Find somewhere in your letter to tell the reader a bit about yourself - your background, interests, achievements – and make them applicable to the role.

There is no need to embellish your character, but do be creative. Avoid just telling them you enjoy playing sport and instead explain how your sporting history has inspired your strong leadership qualities, a dogged sense of determination, and a refusal to be defeated no matter how difficult the opponent or task.

On the other hand, be careful not to bore your prospective employer with a self-absorbed monologue. Put those research skills to use to demonstrate a strong knowledge of the company and the role. Look through their website for ideas. You might want to mention how the planned overseas expansion of their business suits your own burgeoning ambition, or it could be that their small, independent nature is what attracted you to them, as it would allow you to have a more pivotal role in the overall success of the business.

Similarly, pay close attention to what the employer has put in their job specification. Do not discuss your impeccable charm and limitless generosity if these are not traits they’re looking for. 

With most jobs attracting a large number of applicants, you will have to find some way to stand out from the crowd. While it may seem obvious, one thing people tend to forget is to use this opportunity to articulate through their writing an explicit desire and enthusiasm for the position you’re applying for.

Make them understand how much you want the job and why this one means more to you than any others.

Find a style that suits you

Crafting a cover letter is a very personal exercise with no compulsory format through which it must be structured, so what works for one person may not work for you.

Having said that, there will be times where you feel that your specific method has become a little monotonous, and some exposure to a different one could help reinvigorate your own.

The internet is a great place to start. There is an near endless list of example letters and pointers on how to improve your technique and approach to applications.

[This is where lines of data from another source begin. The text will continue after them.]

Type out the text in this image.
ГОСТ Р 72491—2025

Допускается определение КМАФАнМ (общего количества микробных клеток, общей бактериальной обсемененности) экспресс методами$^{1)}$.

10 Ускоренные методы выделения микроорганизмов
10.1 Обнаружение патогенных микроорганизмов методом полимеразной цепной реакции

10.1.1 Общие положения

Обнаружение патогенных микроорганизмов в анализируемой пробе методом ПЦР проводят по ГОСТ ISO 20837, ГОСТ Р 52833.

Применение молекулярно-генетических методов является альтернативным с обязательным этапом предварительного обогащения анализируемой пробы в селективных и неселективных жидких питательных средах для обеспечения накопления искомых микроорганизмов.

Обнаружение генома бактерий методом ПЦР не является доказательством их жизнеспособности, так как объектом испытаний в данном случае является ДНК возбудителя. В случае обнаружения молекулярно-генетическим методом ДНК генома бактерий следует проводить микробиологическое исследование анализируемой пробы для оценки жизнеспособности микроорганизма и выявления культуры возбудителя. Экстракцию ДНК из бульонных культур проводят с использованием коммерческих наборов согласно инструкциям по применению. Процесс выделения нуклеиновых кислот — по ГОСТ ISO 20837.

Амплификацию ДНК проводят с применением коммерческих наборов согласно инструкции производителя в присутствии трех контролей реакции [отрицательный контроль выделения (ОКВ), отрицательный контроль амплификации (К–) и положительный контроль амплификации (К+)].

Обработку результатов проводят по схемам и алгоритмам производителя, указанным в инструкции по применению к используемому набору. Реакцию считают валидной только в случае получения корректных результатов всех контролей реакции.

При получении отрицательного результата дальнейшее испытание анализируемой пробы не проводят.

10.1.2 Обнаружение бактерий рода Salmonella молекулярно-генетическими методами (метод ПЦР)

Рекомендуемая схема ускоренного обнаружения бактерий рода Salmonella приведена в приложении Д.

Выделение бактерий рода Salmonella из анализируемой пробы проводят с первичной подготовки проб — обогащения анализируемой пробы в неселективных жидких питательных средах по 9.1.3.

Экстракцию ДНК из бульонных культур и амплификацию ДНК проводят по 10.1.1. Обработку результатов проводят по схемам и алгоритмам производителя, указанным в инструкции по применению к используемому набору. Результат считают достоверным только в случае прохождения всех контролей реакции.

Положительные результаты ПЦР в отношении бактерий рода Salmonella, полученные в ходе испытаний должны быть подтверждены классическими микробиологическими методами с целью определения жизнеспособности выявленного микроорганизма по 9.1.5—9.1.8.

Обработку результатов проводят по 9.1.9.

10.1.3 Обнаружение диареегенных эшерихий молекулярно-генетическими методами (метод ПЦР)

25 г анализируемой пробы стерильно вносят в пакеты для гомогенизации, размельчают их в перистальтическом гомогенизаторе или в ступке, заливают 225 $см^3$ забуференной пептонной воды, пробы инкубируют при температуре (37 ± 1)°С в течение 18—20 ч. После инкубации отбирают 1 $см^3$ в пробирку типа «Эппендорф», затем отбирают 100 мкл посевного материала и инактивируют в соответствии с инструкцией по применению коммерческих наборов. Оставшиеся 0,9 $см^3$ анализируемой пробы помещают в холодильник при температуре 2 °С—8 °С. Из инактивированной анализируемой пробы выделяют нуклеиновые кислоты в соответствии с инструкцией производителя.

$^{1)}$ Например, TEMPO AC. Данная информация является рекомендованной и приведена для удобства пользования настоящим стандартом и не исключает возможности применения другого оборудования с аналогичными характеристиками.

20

You might also want to talk to others who are involved in a similar process. Is there anything in their style that would improve yours? 

Eliminate mistakes

There may not be one certified way to format your cover letter, but there are a number of mistakes you can make which will condemn your letter straight to the recycling bin.

Grammatical errors are common in applications. They will not necessarily ruin your chances, but if an employer is looking for a way to separate two equal candidates then errors such as these could be the deciding outcome.

The most crucial thing to remember is: always check your work. Are there any spelling mistakes, repeated words, missing words? Are your points clear and detailed, without being verbose and repetitive?

The biggest mistake you can make is to ignore the need to proofread your work.